We used immunohistochemistry and electroretinography for structural and functional analyses.
1) Cone–rod dystrophy. As early as 4 weeks of age, Bbs4–null mice showed severe deterioration of both rod and cone systems. Rod photoreceptor function as evidenced by a–wave analysis demonstrated that Bbs4–null animals had a significantly smaller amax compared to wild type (26% of wild–type value, p < 0.001). Cone dysfunction was more severe; at 4 weeks of age the null mice had 12% of wild–type cone b–wave function (p < 0.001). This cone–rod dystrophy was progressive, with a further decrease in all parameters at 14 weeks of age. Anatomically, hematoxylin and eosin staining of the retina demonstrated progressive deterioration of the outer nuclear layer (ONL). 2) Misolocalization of visual pigments.

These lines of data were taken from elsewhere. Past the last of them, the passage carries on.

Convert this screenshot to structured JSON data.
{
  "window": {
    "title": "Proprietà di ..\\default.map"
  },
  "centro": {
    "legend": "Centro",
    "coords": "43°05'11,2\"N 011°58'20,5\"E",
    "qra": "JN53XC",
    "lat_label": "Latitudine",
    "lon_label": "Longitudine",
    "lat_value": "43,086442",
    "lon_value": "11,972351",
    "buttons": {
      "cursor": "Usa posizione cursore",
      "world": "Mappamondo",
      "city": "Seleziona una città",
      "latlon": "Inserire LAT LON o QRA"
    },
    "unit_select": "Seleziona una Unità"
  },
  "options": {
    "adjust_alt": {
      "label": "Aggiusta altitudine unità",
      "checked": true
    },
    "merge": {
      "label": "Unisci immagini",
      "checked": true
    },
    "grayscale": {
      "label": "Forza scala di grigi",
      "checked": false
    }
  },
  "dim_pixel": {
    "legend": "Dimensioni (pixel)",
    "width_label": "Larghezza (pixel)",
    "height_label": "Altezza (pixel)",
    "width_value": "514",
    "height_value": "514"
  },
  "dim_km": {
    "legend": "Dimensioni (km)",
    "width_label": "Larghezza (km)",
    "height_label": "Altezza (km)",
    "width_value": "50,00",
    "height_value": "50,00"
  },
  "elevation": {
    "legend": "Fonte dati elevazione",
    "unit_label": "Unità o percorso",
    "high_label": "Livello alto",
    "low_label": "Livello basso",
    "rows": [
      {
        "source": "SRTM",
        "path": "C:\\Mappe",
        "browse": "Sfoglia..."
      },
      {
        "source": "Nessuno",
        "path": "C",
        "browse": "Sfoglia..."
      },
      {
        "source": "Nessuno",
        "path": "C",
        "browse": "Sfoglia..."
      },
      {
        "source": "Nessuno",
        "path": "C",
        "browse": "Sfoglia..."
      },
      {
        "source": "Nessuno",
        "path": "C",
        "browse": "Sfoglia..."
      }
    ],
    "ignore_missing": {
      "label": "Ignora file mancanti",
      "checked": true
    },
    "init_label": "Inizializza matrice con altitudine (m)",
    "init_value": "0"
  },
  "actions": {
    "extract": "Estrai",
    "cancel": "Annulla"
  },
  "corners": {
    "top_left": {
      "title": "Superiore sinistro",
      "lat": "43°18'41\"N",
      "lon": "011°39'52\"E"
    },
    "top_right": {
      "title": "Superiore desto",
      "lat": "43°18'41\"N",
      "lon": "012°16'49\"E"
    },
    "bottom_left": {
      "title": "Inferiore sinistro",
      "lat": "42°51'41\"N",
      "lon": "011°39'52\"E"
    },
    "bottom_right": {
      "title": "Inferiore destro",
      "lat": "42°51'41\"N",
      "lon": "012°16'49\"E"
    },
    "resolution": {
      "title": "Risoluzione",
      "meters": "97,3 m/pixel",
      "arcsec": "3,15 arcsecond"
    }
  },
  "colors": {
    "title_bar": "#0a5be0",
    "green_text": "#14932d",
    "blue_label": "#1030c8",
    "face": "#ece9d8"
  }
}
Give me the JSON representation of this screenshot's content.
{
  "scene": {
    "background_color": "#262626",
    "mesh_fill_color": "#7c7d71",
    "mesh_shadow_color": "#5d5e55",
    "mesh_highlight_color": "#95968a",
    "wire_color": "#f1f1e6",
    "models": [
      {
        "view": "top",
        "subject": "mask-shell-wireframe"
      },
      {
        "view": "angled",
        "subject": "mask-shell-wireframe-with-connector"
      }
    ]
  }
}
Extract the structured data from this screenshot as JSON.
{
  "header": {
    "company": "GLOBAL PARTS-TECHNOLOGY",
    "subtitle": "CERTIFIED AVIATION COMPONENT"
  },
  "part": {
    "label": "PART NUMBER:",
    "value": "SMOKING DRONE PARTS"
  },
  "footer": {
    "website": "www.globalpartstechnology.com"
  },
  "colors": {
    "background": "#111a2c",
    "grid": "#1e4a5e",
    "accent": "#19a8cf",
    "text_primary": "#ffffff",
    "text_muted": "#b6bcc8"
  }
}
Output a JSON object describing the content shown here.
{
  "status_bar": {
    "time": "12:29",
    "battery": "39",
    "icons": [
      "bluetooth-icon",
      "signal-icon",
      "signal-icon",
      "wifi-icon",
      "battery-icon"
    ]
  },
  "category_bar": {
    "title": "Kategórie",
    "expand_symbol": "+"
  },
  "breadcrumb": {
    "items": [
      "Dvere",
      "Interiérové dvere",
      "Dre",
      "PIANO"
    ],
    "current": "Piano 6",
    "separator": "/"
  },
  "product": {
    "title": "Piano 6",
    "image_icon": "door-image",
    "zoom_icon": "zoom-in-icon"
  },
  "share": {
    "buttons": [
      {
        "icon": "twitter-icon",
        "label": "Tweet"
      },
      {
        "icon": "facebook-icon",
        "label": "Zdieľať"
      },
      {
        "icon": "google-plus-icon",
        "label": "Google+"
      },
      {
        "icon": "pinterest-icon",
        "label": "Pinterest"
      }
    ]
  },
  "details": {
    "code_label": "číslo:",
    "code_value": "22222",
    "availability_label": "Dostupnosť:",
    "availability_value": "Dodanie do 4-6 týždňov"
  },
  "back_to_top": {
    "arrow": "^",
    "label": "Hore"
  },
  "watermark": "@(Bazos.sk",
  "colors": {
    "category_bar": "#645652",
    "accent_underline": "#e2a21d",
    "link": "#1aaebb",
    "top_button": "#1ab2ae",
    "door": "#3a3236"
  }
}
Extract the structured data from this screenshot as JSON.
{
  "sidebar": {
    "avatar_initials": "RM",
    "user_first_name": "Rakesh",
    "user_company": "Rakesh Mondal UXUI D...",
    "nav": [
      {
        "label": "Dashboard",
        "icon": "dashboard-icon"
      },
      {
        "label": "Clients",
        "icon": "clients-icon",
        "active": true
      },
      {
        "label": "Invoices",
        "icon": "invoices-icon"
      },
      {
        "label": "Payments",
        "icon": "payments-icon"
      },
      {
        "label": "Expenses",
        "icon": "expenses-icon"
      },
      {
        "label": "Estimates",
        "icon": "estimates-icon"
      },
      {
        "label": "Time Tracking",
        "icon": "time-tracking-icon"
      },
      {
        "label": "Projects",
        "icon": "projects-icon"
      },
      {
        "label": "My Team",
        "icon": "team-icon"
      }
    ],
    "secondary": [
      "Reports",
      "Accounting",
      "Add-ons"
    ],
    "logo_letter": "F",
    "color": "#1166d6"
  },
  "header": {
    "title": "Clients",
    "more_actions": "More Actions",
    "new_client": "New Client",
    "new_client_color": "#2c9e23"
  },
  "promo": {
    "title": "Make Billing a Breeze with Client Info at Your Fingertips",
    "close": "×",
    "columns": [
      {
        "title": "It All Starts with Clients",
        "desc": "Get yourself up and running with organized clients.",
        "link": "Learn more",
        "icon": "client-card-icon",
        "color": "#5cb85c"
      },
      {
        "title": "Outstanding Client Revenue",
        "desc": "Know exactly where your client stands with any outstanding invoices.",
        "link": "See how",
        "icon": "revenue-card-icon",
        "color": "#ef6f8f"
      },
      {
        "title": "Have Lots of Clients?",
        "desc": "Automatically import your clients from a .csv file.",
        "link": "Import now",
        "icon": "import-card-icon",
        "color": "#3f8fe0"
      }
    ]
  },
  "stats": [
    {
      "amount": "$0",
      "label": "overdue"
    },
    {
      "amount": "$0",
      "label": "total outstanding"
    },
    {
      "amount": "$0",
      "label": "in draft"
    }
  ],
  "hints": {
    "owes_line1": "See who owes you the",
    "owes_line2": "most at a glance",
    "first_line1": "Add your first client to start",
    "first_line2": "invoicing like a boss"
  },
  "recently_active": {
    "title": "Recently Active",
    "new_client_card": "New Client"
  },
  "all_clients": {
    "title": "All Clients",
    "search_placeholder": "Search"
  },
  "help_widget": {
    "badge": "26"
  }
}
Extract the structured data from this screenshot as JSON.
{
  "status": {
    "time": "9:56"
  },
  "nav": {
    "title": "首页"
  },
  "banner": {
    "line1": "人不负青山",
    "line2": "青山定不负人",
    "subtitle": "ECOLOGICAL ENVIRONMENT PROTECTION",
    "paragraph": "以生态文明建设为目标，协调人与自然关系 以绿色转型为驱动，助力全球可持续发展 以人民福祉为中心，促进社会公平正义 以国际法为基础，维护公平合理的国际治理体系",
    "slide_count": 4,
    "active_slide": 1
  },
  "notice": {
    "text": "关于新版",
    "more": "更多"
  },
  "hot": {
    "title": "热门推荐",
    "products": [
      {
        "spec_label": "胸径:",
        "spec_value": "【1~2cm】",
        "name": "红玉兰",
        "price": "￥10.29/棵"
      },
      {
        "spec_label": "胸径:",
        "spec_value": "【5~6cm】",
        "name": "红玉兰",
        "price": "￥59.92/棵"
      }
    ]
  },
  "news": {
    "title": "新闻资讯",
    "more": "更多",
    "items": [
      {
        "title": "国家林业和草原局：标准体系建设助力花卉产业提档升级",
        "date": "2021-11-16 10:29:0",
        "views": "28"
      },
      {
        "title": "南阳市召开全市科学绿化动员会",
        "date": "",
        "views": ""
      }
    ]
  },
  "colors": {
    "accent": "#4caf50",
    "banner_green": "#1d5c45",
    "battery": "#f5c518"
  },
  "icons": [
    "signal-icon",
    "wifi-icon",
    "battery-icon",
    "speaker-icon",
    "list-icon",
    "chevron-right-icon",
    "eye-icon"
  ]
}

Both cone and rod visual pigments accumulated in the inner segments and cell bodies of the photoreceptors in the Bbs4–null mice, consistent with compromised intra–flagellar transport. 3) Inner retinal changes. Increased scotopic b– to a–wave ratio (p < 0.001) and increased time to peak of the scotopic rod B wave (p < 0.01) were suggestive of functional inner retinal changes. There was also a loss of normal cone pedicle structure.
Bbs4–null mice exhibit a cone–rod dystrophy, problems with intra–flagellar transport, and evidence of inner retinal changes. These mice seem to recapitulate human disease, and offer an unique opportunity to further understand the pathophysiology of this disorder and other retinal cone–rod dystrophies.